This is really just a quick post because I am playing Mass Effect 3, like most of my readers apparently, and I saw some stuff this morning that fits together in a fun and interesting way.
At GDC, Tom Francis gave a talk about indie games and gave some cool tips about creating indie games. The Verge has the list of does and don’ts.
The mistakes often made by indie game developers:
1. Not explaining the actual game.
2. Explaining the artistic intent.
3. Explaining the plot.
4. Saying your game is awesome.
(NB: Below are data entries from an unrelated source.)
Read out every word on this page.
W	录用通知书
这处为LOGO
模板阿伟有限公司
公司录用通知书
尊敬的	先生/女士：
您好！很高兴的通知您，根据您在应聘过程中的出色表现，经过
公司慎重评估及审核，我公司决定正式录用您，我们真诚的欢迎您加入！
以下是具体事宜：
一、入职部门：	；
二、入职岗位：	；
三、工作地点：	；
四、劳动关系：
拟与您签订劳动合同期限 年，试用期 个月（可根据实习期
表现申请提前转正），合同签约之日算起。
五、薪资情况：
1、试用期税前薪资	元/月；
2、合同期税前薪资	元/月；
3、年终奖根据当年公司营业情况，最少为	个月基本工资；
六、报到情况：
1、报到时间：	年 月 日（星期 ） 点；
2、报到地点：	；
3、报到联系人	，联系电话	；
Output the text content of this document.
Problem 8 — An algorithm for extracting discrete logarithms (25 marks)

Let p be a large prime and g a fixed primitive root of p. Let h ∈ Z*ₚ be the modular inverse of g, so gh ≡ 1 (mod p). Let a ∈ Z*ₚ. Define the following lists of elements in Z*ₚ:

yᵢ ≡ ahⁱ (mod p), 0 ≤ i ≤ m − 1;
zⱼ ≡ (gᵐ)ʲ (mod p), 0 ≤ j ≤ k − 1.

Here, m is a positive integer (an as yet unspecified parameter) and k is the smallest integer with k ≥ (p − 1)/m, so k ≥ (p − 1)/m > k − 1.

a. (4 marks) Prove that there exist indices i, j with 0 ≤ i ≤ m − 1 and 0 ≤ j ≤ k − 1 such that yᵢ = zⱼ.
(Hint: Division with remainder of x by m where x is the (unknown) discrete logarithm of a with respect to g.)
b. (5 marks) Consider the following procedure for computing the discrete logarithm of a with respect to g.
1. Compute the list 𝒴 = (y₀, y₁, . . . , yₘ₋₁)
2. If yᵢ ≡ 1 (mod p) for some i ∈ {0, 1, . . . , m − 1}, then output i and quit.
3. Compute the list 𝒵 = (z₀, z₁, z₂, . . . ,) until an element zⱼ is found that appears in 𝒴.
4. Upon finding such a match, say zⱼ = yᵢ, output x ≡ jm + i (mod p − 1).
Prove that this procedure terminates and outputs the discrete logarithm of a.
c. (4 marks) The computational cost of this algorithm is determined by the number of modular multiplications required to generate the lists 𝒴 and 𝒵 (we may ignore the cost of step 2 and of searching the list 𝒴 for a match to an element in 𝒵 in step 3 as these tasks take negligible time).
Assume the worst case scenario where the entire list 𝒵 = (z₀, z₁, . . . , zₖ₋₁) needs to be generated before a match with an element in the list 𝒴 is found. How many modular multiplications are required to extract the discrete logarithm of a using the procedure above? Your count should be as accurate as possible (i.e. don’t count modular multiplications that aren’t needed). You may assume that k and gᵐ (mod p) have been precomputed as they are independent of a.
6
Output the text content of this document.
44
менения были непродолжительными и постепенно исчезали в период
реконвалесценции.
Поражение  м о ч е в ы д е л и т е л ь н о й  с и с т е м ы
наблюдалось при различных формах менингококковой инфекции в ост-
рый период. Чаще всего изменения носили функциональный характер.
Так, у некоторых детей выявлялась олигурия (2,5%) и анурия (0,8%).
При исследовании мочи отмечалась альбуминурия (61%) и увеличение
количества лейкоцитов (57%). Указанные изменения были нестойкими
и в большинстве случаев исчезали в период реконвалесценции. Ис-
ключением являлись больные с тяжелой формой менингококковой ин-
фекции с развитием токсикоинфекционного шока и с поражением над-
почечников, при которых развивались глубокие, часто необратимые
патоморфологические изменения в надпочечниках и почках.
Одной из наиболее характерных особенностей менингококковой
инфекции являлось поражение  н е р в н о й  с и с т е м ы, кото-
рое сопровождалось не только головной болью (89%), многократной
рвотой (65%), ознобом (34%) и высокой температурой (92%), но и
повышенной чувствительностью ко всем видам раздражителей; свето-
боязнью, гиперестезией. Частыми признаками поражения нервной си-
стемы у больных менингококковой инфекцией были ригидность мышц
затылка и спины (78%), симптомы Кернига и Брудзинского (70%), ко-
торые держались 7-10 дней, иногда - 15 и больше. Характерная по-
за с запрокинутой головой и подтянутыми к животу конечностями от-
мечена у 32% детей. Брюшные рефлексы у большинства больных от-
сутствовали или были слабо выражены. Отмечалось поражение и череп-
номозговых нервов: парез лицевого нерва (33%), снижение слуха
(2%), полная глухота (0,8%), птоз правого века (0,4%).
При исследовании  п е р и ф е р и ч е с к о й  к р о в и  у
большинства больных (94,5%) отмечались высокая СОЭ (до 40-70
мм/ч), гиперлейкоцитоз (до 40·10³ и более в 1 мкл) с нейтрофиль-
Or as Francis puts it, “No one has ever heard a developer say, ‘Our game is innovative,’ and thought, wow, that game is innovative.”
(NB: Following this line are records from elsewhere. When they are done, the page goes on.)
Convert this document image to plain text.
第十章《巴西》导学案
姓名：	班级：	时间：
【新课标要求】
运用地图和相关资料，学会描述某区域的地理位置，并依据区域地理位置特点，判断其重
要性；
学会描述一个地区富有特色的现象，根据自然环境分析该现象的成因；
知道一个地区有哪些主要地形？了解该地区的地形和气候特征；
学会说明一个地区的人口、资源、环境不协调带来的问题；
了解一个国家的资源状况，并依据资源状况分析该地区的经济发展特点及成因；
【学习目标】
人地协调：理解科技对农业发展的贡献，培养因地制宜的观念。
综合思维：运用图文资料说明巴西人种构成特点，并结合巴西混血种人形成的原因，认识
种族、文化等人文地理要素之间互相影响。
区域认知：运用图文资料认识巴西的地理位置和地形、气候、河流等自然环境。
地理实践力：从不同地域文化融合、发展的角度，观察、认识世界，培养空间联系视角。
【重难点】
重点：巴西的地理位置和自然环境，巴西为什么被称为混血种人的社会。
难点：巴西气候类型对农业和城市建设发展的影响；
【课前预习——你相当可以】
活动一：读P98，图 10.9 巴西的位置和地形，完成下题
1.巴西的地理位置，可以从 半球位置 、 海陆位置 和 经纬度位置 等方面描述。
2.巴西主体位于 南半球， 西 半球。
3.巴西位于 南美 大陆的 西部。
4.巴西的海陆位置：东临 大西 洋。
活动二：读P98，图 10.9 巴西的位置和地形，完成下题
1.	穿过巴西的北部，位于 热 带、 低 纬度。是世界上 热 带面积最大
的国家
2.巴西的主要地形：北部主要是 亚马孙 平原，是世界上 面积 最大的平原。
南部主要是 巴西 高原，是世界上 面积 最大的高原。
Tips to help indie game developers introduce their work to the rest of the world.
1. Say what type of game it is.
2. Tell us the coolest unique thing about it before you finish the first sentence.
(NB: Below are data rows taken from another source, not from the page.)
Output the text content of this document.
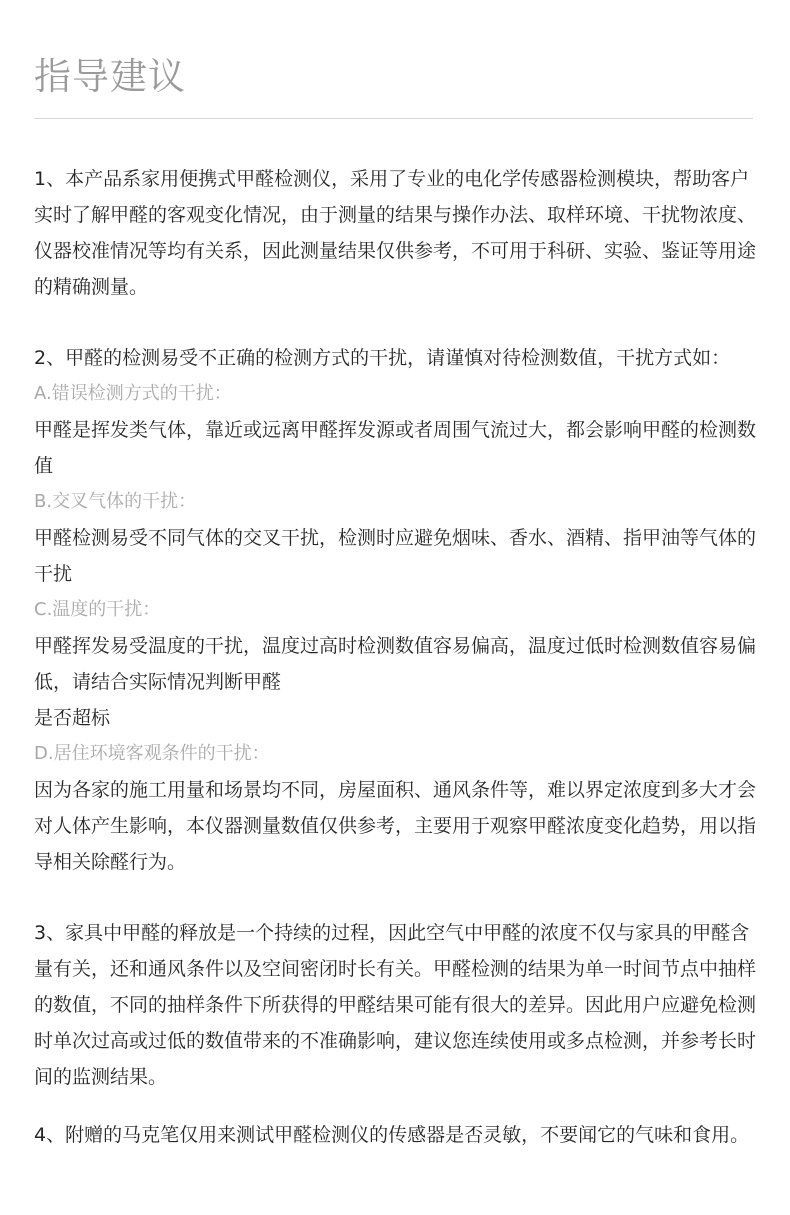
指导建议

1、本产品系家用便携式甲醛检测仪，采用了专业的电化学传感器检测模块，帮助客户实时了解甲醛的客观变化情况，由于测量的结果与操作办法、取样环境、干扰物浓度、仪器校准情况等均有关系，因此测量结果仅供参考，不可用于科研、实验、鉴证等用途的精确测量。

2、甲醛的检测易受不正确的检测方式的干扰，请谨慎对待检测数值，干扰方式如：

A.错误检测方式的干扰：

甲醛是挥发类气体，靠近或远离甲醛挥发源或者周围气流过大，都会影响甲醛的检测数值

B.交叉气体的干扰：

甲醛检测易受不同气体的交叉干扰，检测时应避免烟味、香水、酒精、指甲油等气体的干扰

C.温度的干扰：

甲醛挥发易受温度的干扰，温度过高时检测数值容易偏高，温度过低时检测数值容易偏低，请结合实际情况判断甲醛

是否超标

D.居住环境客观条件的干扰：

因为各家的施工用量和场景均不同，房屋面积、通风条件等，难以界定浓度到多大才会对人体产生影响，本仪器测量数值仅供参考，主要用于观察甲醛浓度变化趋势，用以指导相关除醛行为。

3、家具中甲醛的释放是一个持续的过程，因此空气中甲醛的浓度不仅与家具的甲醛含量有关，还和通风条件以及空间密闭时长有关。甲醛检测的结果为单一时间节点中抽样的数值，不同的抽样条件下所获得的甲醛结果可能有很大的差异。因此用户应避免检测时单次过高或过低的数值带来的不准确影响，建议您连续使用或多点检测，并参考长时间的监测结果。

4、附赠的马克笔仅用来测试甲醛检测仪的传感器是否灵敏，不要闻它的气味和食用。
3. Provide context, which is to say, explain who are the characters and what is the world.
4. Describe a moment the player can experience.
In a brilliant moment of caffeine-withdrawal connection (combined with some old-fashioned whatever chance), I read Medium Difficulty’s article on Planescape: Torment at nearly the same time as I read the list above. I also just finished playing the game last week, so I’ve got it rolling around in my head.
Edcrab, the writer of the Planescape piece, suggests that what makes that game so particularly great is that it is basically a giant novel that you play through. He says there are different genres of game, and “big, long, involved, text-heavy fantasy game” is one of those genres (though I just named it.) What Edcrab doesn’t get around to, however, is why this big giant novel game appeals to people. I mean, there are 800k words in the script, which is more words of fiction text than most people would read in a year, sadly enough.
Not to be flippant, but Planescape just does all of the good things of the list above while avoiding most of the bad things. And the thing is, it isn’t really a good game. It is a mechanism through which you learn about and experience an amazing story. We get the gimmick of the game in the opening dialogue: The Nameless One can’t die, you have a skull buddy, and you have to find some dude whose name is tattooed on your back. Boom, gametime. Of course, the list above is about how to explain your game to people, but isn’t that what a designer is doing in the first ten minutes of a game?
Anyway, read both articles. Both are educational, and Edcrab’s commentary really helped me work through the fact that I hated Planescape in most ways while really appreciating the narrative.